A research team led by Prof. PAN Xu from the Hefei Institutes of Physical Science of the Chinese Academy of Sciences (CAS) have developed an optimized transport layer for inverted perovskite solar cells, achieving a breakthrough that enhances both device efficiency and stability.

The findings were published in Nature Materials.

Perovskite solar cells have achieved power conversion efficiencies close to 27%, positioning them at the forefront of next-generation photovoltaic research. Previously, the research team developed a novel strategy to homogenize cation distribution within the perovskite absorber layer, offering a new pathway for absorber optimization. In addition to the absorber, the semiconductive transport layers play a critical role in charge separation and transport. Among them, [6,6]-phenyl-C61-butyric acid methyl ester (PCBM) is widely used as an electron transport material, but it readily forms dimers under light and heat. This leads to reduced charge mobility, efficiency loss, and accelerated degradation, posing a major challenge for practical applications.
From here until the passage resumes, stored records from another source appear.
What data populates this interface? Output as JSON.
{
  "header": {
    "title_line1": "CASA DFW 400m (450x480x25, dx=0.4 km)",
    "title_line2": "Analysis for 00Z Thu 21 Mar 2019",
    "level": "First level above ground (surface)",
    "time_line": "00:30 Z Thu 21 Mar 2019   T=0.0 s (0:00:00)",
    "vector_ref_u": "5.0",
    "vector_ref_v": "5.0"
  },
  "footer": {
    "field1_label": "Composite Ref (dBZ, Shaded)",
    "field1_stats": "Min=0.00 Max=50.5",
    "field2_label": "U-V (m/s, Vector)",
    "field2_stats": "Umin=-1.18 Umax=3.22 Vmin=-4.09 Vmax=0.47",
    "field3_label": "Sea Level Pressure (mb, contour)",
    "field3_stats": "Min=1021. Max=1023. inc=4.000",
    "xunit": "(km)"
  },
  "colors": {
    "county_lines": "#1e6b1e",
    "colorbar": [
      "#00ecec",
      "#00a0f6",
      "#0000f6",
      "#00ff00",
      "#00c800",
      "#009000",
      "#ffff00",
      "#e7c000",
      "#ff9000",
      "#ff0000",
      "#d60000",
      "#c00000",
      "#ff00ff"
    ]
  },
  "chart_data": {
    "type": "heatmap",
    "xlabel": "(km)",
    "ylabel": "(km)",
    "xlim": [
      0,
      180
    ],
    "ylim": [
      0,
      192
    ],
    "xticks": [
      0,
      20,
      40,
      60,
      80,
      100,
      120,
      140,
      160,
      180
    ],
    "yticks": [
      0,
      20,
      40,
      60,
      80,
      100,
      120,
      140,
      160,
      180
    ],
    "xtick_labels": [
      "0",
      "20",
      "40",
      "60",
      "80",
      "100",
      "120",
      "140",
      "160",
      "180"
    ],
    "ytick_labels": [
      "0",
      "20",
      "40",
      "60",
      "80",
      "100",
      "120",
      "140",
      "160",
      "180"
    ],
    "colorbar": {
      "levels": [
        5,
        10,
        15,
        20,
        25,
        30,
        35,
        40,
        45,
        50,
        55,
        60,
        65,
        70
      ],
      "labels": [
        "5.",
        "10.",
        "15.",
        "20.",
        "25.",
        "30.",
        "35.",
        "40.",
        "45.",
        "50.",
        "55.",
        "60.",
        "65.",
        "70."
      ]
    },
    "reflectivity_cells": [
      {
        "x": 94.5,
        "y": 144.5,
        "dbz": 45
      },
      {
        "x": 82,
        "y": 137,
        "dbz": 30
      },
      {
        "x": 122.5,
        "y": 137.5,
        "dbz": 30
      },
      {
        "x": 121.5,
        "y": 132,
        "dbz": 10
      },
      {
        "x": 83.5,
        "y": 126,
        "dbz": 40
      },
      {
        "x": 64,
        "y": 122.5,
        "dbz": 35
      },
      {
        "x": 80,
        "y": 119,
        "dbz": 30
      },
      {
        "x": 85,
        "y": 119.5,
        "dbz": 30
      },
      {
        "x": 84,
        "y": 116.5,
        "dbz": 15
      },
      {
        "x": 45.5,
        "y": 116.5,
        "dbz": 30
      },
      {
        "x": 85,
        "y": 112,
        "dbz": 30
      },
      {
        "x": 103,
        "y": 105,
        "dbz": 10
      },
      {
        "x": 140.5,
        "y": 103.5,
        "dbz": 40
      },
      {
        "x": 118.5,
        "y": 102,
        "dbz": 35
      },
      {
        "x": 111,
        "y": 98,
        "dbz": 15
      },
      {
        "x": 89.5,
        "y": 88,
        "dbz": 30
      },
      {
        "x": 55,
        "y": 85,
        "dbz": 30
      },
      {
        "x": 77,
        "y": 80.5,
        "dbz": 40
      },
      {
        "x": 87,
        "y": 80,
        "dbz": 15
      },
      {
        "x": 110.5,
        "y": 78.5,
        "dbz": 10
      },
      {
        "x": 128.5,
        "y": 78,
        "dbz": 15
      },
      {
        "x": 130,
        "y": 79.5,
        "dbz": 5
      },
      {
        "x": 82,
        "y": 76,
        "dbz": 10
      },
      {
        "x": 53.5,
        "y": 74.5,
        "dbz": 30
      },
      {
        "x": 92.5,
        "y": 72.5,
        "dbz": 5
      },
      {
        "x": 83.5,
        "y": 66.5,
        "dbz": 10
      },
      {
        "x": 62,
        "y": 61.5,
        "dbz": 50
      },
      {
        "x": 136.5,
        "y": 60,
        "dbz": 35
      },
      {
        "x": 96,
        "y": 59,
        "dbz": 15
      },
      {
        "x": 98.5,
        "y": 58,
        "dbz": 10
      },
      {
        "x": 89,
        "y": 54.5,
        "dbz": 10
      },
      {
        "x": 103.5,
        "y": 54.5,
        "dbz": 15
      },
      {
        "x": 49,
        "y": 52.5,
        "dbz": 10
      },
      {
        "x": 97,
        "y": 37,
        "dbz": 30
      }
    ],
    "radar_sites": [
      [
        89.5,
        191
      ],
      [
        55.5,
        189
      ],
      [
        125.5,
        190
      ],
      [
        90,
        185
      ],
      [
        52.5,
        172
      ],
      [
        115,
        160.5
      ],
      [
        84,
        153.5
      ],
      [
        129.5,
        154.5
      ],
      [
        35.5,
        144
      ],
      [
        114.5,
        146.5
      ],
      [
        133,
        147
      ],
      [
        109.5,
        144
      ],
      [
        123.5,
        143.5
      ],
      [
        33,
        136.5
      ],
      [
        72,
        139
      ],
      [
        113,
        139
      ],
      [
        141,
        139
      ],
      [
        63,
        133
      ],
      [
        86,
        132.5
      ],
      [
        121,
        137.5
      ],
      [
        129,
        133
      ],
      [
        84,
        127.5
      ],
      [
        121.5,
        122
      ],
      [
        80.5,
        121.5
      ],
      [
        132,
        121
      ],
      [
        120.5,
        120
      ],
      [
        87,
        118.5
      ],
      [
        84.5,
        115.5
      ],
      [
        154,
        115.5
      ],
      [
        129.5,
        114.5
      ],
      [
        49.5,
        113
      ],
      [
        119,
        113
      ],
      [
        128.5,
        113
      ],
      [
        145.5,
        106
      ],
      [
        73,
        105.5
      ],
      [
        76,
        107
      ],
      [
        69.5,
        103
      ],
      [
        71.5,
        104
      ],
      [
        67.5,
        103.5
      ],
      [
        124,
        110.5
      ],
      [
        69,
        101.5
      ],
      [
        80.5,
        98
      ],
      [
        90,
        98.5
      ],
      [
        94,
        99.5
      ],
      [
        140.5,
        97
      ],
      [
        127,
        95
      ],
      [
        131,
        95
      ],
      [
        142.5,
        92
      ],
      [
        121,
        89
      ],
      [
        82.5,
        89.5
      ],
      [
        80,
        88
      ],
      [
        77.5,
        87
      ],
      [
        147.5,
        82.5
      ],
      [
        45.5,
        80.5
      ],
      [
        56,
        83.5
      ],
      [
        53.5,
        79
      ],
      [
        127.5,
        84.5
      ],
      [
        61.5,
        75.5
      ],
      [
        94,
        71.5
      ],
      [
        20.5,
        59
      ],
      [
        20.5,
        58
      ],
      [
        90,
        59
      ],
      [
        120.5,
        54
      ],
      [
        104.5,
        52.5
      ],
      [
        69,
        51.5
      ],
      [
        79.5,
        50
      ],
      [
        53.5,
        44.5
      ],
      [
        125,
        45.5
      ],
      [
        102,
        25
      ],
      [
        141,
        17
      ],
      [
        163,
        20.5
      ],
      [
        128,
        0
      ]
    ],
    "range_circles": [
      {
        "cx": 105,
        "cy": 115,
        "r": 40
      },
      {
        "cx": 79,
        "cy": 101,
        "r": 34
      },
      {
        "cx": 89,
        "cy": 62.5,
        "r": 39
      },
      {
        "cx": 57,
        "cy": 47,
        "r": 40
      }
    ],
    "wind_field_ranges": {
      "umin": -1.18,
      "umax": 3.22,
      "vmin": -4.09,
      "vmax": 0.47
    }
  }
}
To address this issue, the researchers analyzed the stacking behavior of PCBM molecules on different perovskite surface terminations. They identified molecular orientation heterogeneity as a key factor promoting dimer formation.

Based on this finding, the researchers designed a PCBM precursor additive, 2,3,5,6-tetrafluoro-4-iodobenzoic acid (FIBA), which interacts with PCBM molecules, guiding their ordered stacking on the perovskite surface and homogenizing molecular orientation. This alignment suppresses the topological matching necessary for the cycloaddition reaction, which effectively inhibits dimer formation.

Using this strategy, the researchers achieved impressive device performance. They achieved 26.6% efficiency for small-area cells (approximately 0.1 cm²), 25.3% for single-cell devices (1 cm²), and 21.3% for large-area modules (762 cm²). Additionally, the optimized devices demonstrated exceptional stability, maintaining over 85% of their initial efficiency after 2,000 hours of continuous operation under combined heat, humidity, and light stress conditions.

This work provides a practical and effective approach to improving the efficiency and stability of perovskite solar cells simultaneously.

This work was supported by the Youth Team Program for Stable Support of Basic Research of CAS, the National Key R&D Program of China, and the National Natural Science Foundation of China.